Return to the Sequence Feature dialog box and select the CDS tab (centre at the top).
In the Configuration column associated with the sequence_variant feature click on the blank cell.
This opens the Display setting for sequence_variant features dialog box.
- In the Colour panel, select By text of:
- in Label drop-down menu select clinical_significance
- Click OK to apply the new CDS alignment feature colouring
Place the mouse cursor on the coloured residues or bases in the alignment. Note each clinical significance type produces a different residue colour. Mouse over the coloured residues and examine the text in the associated tooltip.
For more information about these features, place the mouse cursor on a coloured residue, right-click to open a context menu, and select Feature details ⇒ the names of the feature to opens a Feature details table.
Compare the Feature details tables from different coloured variants in the alignment.

(E) Select and colour variants that contain a pathogenic label

Return to the Sequence Feature Settings dialog box and select the CDS tab (centre at the top).
In the Configuration column, click on the blank cell associated with the sequence_variant feature to re-open the Display setting for sequence_variant features dialog box.
- In the Filters panel (in the lower third), click on the Label drop-down menu and select clinical_significance
- Select Contains option from the adjacent drop-down menu
- In the blank cell enter the text pathogenic
- Click OK
In the alignment, mouse over the coloured residues and examine the text in the associated tooltip. This has selected for clinical_significance variants that are either ‘pathogenic’ or ‘likely pathogenic’.

(F) Import Uniprot Database Features

In the protein panel of the split-screen view, select Web Service ⇒ Fetch DB References ⇒ From EMBL to UNIPROT ⇒ UNIPROT.
Re-open the Sequence Feature dialog box from the protein panel by selecting View ⇒ Feature Settings.
View the protein features (Protein tab, centre at the top).

Note: If only one or two features are listed it is probably because a single sequence was selected, click the [ESC] key to clear the selection and fetch the DB References again.

Click the Optimise Order button. This re-orders the features based on the average length of each feature type.
Feature colours can be changed, click the ‘binding site’ Colour box. In the Select colour dialog box that opens, select cyan and click OK.
Scroll across the alignment to locate the position of the cyan binding site features.
Return to the Sequence Feature Settings dialog box.

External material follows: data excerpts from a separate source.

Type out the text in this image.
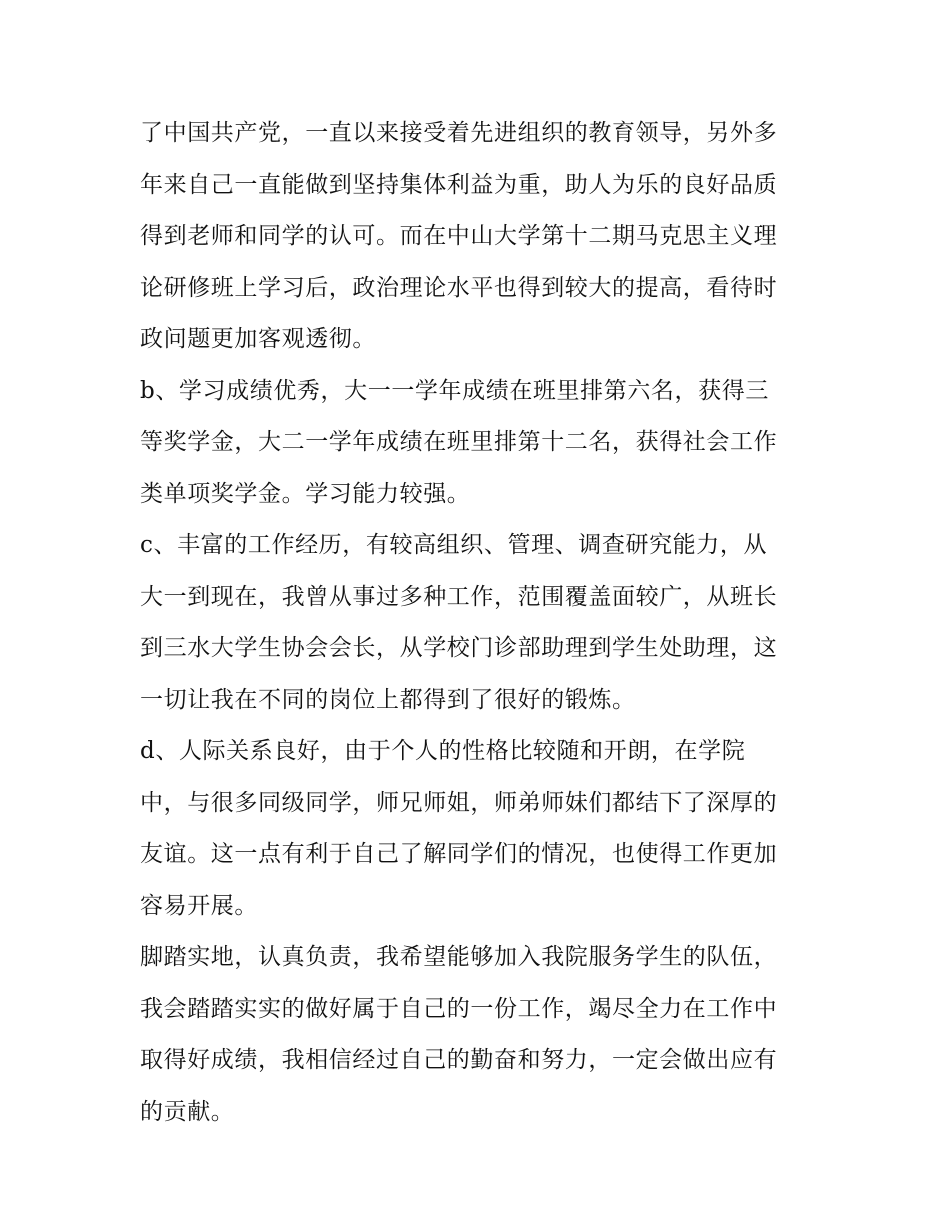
了中国共产党，一直以来接受着先进组织的教育领导，另外多
年来自己一直能做到坚持集体利益为重，助人为乐的良好品质
得到老师和同学的认可。而在中山大学第十二期马克思主义理
论研修班上学习后，政治理论水平也得到较大的提高，看待时
政问题更加客观透彻。
b、学习成绩优秀，大一一学年成绩在班里排第六名，获得三
等奖学金，大二一学年成绩在班里排第十二名，获得社会工作
类单项奖学金。学习能力较强。
c、丰富的工作经历，有较高组织、管理、调查研究能力，从
大一到现在，我曾从事过多种工作，范围覆盖面较广，从班长
到三水大学生协会会长，从学校门诊部助理到学生处助理，这
一切让我在不同的岗位上都得到了很好的锻炼。
d、人际关系良好，由于个人的性格比较随和开朗，在学院
中，与很多同级同学，师兄师姐，师弟师妹们都结下了深厚的
友谊。这一点有利于自己了解同学们的情况，也使得工作更加
容易开展。
脚踏实地，认真负责，我希望能够加入我院服务学生的队伍，
我会踏踏实实的做好属于自己的一份工作，竭尽全力在工作中
取得好成绩，我相信经过自己的勤奋和努力，一定会做出应有
的贡献。
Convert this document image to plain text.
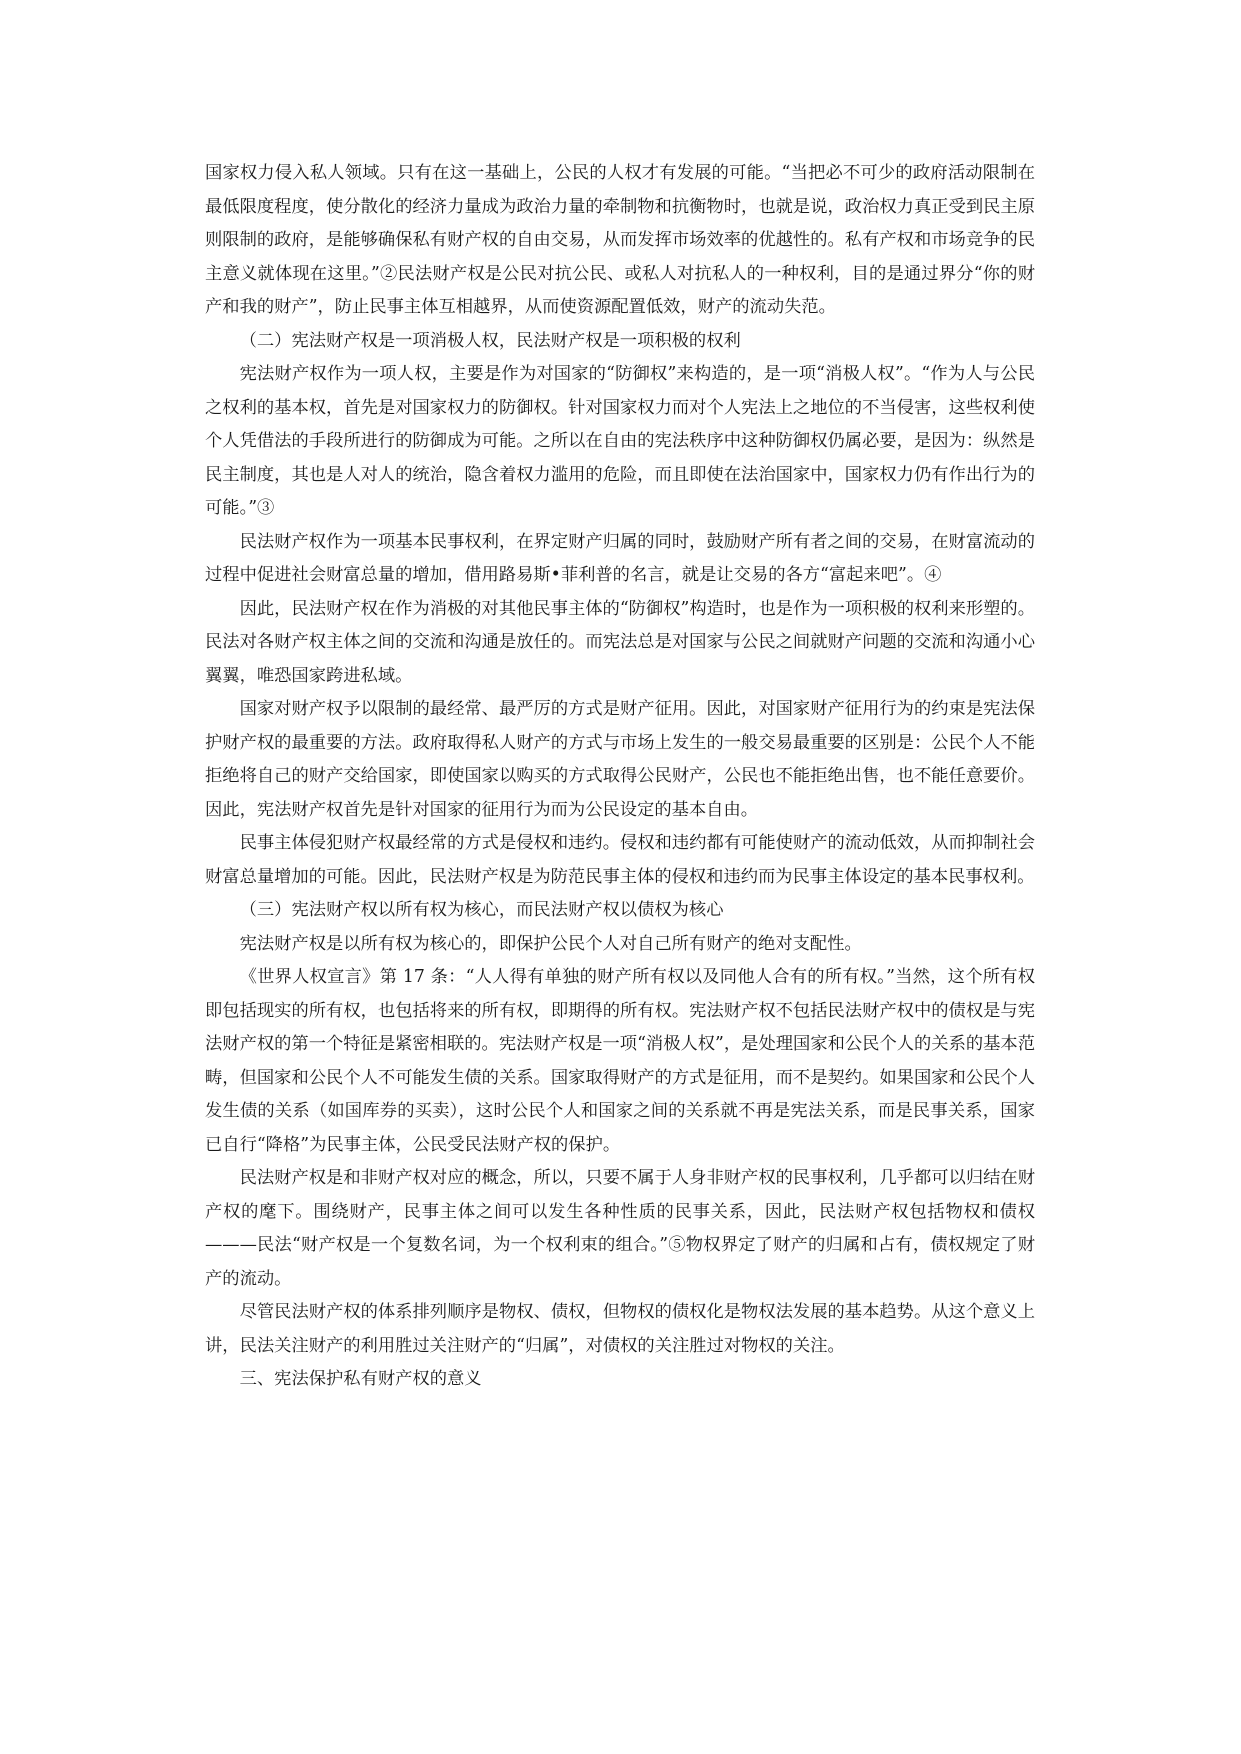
国家权力侵入私人领域。只有在这一基础上，公民的人权才有发展的可能。“当把必不可少的政府活动限制在最低限度程度，使分散化的经济力量成为政治力量的牵制物和抗衡物时，也就是说，政治权力真正受到民主原则限制的政府，是能够确保私有财产权的自由交易，从而发挥市场效率的优越性的。私有产权和市场竞争的民主意义就体现在这里。”②民法财产权是公民对抗公民、或私人对抗私人的一种权利，目的是通过界分“你的财产和我的财产”，防止民事主体互相越界，从而使资源配置低效，财产的流动失范。

（二）宪法财产权是一项消极人权，民法财产权是一项积极的权利

宪法财产权作为一项人权，主要是作为对国家的“防御权”来构造的，是一项“消极人权”。“作为人与公民之权利的基本权，首先是对国家权力的防御权。针对国家权力而对个人宪法上之地位的不当侵害，这些权利使个人凭借法的手段所进行的防御成为可能。之所以在自由的宪法秩序中这种防御权仍属必要，是因为：纵然是民主制度，其也是人对人的统治，隐含着权力滥用的危险，而且即使在法治国家中，国家权力仍有作出行为的可能。”③

民法财产权作为一项基本民事权利，在界定财产归属的同时，鼓励财产所有者之间的交易，在财富流动的过程中促进社会财富总量的增加，借用路易斯•菲利普的名言，就是让交易的各方“富起来吧”。④

因此，民法财产权在作为消极的对其他民事主体的“防御权”构造时，也是作为一项积极的权利来形塑的。民法对各财产权主体之间的交流和沟通是放任的。而宪法总是对国家与公民之间就财产问题的交流和沟通小心翼翼，唯恐国家跨进私域。

国家对财产权予以限制的最经常、最严厉的方式是财产征用。因此，对国家财产征用行为的约束是宪法保护财产权的最重要的方法。政府取得私人财产的方式与市场上发生的一般交易最重要的区别是：公民个人不能拒绝将自己的财产交给国家，即使国家以购买的方式取得公民财产，公民也不能拒绝出售，也不能任意要价。因此，宪法财产权首先是针对国家的征用行为而为公民设定的基本自由。

民事主体侵犯财产权最经常的方式是侵权和违约。侵权和违约都有可能使财产的流动低效，从而抑制社会财富总量增加的可能。因此，民法财产权是为防范民事主体的侵权和违约而为民事主体设定的基本民事权利。

（三）宪法财产权以所有权为核心，而民法财产权以债权为核心

宪法财产权是以所有权为核心的，即保护公民个人对自己所有财产的绝对支配性。

《世界人权宣言》第 17 条：“人人得有单独的财产所有权以及同他人合有的所有权。”当然，这个所有权即包括现实的所有权，也包括将来的所有权，即期得的所有权。宪法财产权不包括民法财产权中的债权是与宪法财产权的第一个特征是紧密相联的。宪法财产权是一项“消极人权”，是处理国家和公民个人的关系的基本范畴，但国家和公民个人不可能发生债的关系。国家取得财产的方式是征用，而不是契约。如果国家和公民个人发生债的关系（如国库券的买卖），这时公民个人和国家之间的关系就不再是宪法关系，而是民事关系，国家已自行“降格”为民事主体，公民受民法财产权的保护。

民法财产权是和非财产权对应的概念，所以，只要不属于人身非财产权的民事权利，几乎都可以归结在财产权的麾下。围绕财产，民事主体之间可以发生各种性质的民事关系，因此，民法财产权包括物权和债权———民法“财产权是一个复数名词，为一个权利束的组合。”⑤物权界定了财产的归属和占有，债权规定了财产的流动。

尽管民法财产权的体系排列顺序是物权、债权，但物权的债权化是物权法发展的基本趋势。从这个意义上讲，民法关注财产的利用胜过关注财产的“归属”，对债权的关注胜过对物权的关注。

三、宪法保护私有财产权的意义
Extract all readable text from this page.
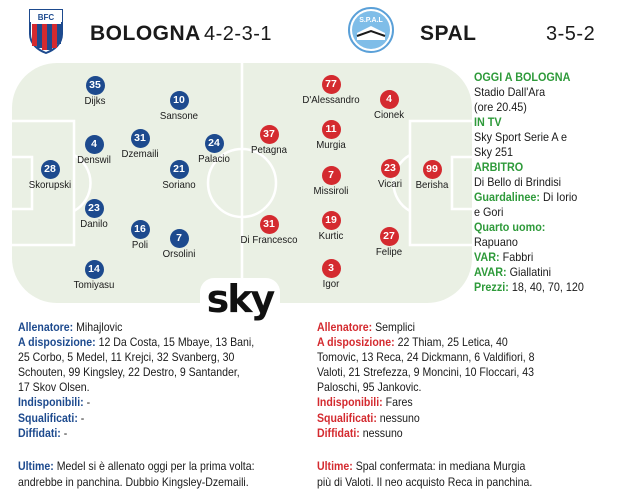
BFC
BOLOGNA 4-2-3-1
S.P.A.L
SPAL	3-5-2
35
Dijks
4
Denswil
28
Skorupski
23
Danilo
14
Tomiyasu
31
Dzemaili
16
Poli
10
Sansone
21
Soriano
7
Orsolini
24
Palacio
77
D'Alessandro
37
Petagna
11
Murgia
7
Missiroli
31
Di Francesco
19
Kurtic
3
Igor
4
Cionek
23
Vicari
27
Felipe
99
Berisha
sky
OGGI A BOLOGNA
Stadio Dall'Ara
(ore 20.45)
IN TV
Sky Sport Serie A e
Sky 251
ARBITRO
Di Bello di Brindisi
Guardalinee: Di Iorio
e Gori
Quarto uomo:
Rapuano
VAR: Fabbri
AVAR: Giallatini
Prezzi: 18, 40, 70, 120
Allenatore: Mihajlovic
A disposizione: 12 Da Costa, 15 Mbaye, 13 Bani,
25 Corbo, 5 Medel, 11 Krejci, 32 Svanberg, 30
Schouten, 99 Kingsley, 22 Destro, 9 Santander,
17 Skov Olsen.
Indisponibili: -
Squalificati: -
Diffidati: -
Allenatore: Semplici
A disposizione: 22 Thiam, 25 Letica, 40
Tomovic, 13 Reca, 24 Dickmann, 6 Valdifiori, 8
Valoti, 21 Strefezza, 9 Moncini, 10 Floccari, 43
Paloschi, 95 Jankovic.
Indisponibili: Fares
Squalificati: nessuno
Diffidati: nessuno
Ultime: Medel si è allenato oggi per la prima volta:
andrebbe in panchina. Dubbio Kingsley-Dzemaili.
Ultime: Spal confermata: in mediana Murgia
più di Valoti. Il neo acquisto Reca in panchina.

In the Protein tab, ensure the option Show CDS features (below the colour transparency slider) is ticked, then tick the box on top and click OK. This places the CDS features above the protein features in the protein alignment.

(G) View Features on 3D Structure

In the protein panel, select the sequence name ENSP00000283871 and right-click the mouse.
This opens a context menu and select 3D Structure Data. In the Structure Chooser dialog box select the structure 1ey2, then select New View to open the 3D structure.
Examine the structural locations for some of features such as the binding site. (If the sequence is green, go to Sequence Feature dialog box and and in the protein tab untick the Show box for RESNUM and click OK.)

If the Jmol window disappears, go to Web Service ⇒ Fetch DB References in the desktop window menu and select Jmol view for ENSP00000283871:1EY2. This brings the window to the front.